Regardless of election outcomes, some states may hold off on gender-affirming care policy until the Supreme Court has an opportunity to weigh in, policy analysts say.

“A decision regarding the constitutionality of gender-affirming care bans will almost certainly come too late to impact the 2025 state legislative sessions,” Dornsife said. Most state legislatures conclude their regular sessions by June.

The justices will review in their upcoming term a federal appeals court decision that upheld Tennessee and Kentucky laws in the face of constitutional challenges by the Biden administration and transgender youth. The laws in both states prohibit individuals under the age of 18 from receiving puberty blockers, hormone therapies, or other care for the treatment of gender dysphoria.
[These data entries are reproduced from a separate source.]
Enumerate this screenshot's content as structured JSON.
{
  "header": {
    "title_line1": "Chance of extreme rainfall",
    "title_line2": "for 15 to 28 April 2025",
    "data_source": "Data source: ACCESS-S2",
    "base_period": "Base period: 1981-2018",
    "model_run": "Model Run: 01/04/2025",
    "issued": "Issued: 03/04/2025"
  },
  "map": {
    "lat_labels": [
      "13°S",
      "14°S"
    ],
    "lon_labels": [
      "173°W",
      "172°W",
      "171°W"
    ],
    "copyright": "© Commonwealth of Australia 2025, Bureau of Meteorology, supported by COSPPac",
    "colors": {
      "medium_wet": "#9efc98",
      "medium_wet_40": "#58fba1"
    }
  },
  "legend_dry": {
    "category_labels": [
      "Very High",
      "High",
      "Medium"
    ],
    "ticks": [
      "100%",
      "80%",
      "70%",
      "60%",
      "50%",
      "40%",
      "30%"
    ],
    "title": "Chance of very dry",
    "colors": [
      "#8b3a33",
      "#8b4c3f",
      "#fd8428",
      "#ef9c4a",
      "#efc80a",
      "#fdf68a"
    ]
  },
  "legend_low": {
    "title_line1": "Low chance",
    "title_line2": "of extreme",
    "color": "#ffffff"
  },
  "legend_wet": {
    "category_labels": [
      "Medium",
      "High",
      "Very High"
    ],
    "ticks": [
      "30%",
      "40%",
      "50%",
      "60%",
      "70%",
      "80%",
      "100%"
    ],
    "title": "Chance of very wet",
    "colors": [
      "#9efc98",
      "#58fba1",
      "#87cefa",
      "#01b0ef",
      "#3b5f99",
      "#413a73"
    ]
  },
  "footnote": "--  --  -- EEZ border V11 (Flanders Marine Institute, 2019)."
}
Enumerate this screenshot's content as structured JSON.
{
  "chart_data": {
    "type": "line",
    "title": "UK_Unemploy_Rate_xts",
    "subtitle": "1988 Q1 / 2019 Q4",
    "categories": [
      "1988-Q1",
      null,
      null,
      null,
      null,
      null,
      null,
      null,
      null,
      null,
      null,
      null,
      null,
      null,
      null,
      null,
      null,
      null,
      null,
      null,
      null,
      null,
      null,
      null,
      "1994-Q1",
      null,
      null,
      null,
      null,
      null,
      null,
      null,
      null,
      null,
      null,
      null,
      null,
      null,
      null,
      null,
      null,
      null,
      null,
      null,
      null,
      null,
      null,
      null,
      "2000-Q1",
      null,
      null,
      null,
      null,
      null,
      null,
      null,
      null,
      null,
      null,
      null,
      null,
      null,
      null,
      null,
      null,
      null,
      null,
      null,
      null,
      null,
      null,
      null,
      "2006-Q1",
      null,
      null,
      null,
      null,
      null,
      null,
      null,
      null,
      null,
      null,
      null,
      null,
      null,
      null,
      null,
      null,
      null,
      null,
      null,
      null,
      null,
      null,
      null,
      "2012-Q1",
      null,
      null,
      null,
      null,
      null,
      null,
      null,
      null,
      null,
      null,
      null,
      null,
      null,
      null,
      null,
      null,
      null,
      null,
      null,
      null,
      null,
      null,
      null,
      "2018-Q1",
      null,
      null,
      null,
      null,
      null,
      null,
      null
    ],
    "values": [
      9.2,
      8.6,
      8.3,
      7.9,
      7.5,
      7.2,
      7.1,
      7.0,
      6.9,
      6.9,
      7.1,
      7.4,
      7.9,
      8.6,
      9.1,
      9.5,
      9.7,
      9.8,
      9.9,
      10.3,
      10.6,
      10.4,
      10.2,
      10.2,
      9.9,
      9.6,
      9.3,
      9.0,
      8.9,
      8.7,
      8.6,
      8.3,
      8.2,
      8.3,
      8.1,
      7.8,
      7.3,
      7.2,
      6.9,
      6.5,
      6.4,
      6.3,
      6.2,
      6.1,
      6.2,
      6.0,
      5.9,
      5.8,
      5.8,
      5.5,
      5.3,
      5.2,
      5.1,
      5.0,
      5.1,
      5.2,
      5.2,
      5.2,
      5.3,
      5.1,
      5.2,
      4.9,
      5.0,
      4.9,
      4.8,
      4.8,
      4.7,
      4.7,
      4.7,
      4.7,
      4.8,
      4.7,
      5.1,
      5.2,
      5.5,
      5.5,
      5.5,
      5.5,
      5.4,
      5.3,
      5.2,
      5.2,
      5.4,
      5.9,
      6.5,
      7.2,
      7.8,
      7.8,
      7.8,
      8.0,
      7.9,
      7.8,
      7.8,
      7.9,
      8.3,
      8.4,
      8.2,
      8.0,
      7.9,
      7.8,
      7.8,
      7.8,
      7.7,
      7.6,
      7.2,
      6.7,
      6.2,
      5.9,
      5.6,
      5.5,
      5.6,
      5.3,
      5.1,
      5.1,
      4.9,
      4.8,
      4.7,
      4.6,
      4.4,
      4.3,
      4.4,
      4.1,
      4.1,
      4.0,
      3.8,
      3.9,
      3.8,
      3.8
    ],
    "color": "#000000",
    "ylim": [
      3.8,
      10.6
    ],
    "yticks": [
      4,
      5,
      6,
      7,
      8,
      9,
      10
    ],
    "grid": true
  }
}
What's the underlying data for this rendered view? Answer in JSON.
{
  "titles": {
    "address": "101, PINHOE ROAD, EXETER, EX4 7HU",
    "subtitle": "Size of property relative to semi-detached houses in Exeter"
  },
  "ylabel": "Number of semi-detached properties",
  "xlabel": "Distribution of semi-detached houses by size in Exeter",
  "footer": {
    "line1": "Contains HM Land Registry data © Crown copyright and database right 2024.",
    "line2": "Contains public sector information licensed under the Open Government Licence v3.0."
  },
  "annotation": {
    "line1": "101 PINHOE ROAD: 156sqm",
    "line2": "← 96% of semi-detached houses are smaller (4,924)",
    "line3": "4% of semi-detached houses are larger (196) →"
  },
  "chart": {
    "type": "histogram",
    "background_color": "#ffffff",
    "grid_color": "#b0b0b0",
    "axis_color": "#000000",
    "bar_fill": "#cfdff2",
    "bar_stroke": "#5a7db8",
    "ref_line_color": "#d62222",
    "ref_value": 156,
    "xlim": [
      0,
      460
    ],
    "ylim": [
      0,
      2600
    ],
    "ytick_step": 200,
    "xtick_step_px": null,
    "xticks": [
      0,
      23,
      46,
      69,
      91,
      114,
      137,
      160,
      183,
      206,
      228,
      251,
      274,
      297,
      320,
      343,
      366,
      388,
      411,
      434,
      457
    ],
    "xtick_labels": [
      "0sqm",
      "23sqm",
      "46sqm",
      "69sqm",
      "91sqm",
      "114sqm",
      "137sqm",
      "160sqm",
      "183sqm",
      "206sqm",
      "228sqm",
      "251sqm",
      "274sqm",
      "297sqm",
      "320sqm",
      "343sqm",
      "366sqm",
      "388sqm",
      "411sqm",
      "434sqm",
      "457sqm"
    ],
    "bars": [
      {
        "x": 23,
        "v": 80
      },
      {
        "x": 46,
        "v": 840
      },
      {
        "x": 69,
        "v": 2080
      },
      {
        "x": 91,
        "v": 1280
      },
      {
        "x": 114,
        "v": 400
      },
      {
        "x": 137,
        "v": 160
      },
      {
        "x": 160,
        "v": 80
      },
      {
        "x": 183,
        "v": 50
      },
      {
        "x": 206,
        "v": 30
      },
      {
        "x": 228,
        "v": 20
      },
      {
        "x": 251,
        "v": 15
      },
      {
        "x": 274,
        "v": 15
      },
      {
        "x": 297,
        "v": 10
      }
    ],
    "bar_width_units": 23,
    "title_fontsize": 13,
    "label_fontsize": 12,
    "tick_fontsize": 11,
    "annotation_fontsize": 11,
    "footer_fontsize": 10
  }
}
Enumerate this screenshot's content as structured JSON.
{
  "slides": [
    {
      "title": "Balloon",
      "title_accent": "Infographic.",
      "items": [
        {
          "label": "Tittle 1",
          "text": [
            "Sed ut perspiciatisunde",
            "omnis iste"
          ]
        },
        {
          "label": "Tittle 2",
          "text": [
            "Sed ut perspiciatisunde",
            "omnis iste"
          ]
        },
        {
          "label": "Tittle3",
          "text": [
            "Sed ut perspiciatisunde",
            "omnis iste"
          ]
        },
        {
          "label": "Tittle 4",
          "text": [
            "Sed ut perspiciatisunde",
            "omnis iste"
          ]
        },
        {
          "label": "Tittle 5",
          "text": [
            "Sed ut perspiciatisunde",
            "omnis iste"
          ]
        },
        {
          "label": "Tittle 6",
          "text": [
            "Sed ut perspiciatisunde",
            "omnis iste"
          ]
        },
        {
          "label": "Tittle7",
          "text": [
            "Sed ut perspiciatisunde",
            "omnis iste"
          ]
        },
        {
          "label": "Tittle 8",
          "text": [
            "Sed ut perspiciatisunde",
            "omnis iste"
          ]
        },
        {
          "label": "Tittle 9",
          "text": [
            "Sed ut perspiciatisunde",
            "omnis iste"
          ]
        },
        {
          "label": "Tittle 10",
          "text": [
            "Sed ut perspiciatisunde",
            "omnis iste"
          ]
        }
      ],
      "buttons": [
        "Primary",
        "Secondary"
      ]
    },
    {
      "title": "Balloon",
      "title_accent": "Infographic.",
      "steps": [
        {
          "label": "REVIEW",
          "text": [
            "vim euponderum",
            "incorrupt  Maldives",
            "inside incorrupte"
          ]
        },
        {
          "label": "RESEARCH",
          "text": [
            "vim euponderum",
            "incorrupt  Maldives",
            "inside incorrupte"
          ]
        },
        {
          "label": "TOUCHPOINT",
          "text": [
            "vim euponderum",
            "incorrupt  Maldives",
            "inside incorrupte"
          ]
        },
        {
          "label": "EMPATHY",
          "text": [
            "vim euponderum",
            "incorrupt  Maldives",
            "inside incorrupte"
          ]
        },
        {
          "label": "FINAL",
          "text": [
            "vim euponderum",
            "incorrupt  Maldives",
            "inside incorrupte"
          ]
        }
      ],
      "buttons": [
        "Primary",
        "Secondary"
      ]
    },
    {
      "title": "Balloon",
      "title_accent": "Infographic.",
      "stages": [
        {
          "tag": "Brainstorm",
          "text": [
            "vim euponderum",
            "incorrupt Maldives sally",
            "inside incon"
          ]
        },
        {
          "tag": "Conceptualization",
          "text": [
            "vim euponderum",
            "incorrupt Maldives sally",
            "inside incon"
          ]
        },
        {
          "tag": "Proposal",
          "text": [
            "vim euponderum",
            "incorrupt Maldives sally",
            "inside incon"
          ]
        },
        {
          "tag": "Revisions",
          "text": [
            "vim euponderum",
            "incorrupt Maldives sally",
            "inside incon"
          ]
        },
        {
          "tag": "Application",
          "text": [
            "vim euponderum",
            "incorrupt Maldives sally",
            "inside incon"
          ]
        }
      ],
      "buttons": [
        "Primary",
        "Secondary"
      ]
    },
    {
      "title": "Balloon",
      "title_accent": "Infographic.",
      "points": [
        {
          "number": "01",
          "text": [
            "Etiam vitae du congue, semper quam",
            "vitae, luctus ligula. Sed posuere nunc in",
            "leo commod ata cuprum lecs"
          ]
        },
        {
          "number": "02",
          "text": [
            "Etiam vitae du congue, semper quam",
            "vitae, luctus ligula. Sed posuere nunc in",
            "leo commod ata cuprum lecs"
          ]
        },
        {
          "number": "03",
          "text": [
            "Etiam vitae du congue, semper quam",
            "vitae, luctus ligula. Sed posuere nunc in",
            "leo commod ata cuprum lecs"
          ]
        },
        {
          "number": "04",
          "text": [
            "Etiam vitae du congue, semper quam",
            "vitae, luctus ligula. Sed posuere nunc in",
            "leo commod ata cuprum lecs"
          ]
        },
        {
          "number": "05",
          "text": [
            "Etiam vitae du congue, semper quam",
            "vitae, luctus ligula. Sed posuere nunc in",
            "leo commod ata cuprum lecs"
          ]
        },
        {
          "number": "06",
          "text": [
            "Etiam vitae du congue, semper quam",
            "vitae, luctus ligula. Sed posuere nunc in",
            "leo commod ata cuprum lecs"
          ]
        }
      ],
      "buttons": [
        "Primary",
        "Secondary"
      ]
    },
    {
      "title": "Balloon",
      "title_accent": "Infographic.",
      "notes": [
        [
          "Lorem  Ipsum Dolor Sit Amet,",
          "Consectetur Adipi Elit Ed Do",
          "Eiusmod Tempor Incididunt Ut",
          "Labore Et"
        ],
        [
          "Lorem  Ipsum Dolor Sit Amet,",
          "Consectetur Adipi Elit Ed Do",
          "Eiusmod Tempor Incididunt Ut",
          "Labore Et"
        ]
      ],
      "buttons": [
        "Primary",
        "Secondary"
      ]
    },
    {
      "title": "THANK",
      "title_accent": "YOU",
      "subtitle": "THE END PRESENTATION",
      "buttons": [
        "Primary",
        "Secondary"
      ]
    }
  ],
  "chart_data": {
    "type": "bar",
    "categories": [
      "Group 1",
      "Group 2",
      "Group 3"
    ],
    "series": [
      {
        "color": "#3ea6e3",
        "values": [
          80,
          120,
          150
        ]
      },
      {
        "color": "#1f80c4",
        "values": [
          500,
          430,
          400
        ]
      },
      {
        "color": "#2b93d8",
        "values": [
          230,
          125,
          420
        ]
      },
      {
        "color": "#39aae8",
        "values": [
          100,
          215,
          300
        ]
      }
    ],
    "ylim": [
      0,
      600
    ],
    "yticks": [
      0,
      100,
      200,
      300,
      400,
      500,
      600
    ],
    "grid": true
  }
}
The decision to take up the case, which will focus on the Tennessee law, came after the Supreme Court said in April that Idaho could broadly enforce its care ban while a case there moves forward.

ADF, which is representing Idaho in that case, sees the high court’s decision allowing the law to remain in effect during litigation as a “promising sign” for those looking to restrict gender-affirming care, Sharp said.

“We hope that as the Supreme Court’s looking at this, that they’re going to recognize that this is simply about states looking at the evidence and making decisions about what types of services doctors and others can and cannot do to minors,” Sharp said.

Heron Greenesmith, deputy director of policy at the Transgender Law Center and an adjunct law faculty member at Boston University, said there’s concern that “legislators will be emboldened and judges will be emboldened by a decision against gender-affirming care to interpret it as broadly as possible, like they have done in the context of abortion.”

The Supreme Court’s 2022 ruling in Dobbs v. Jackson Women’s Health Organization handed the regulation of abortion back to states, 14 of which now completely ban abortion with limited exceptions.

Josh Blackman, a constitutional law professor at the South Texas College of Law, disagreed with this prediction, arguing “most of the states that want to have these laws already have these laws.”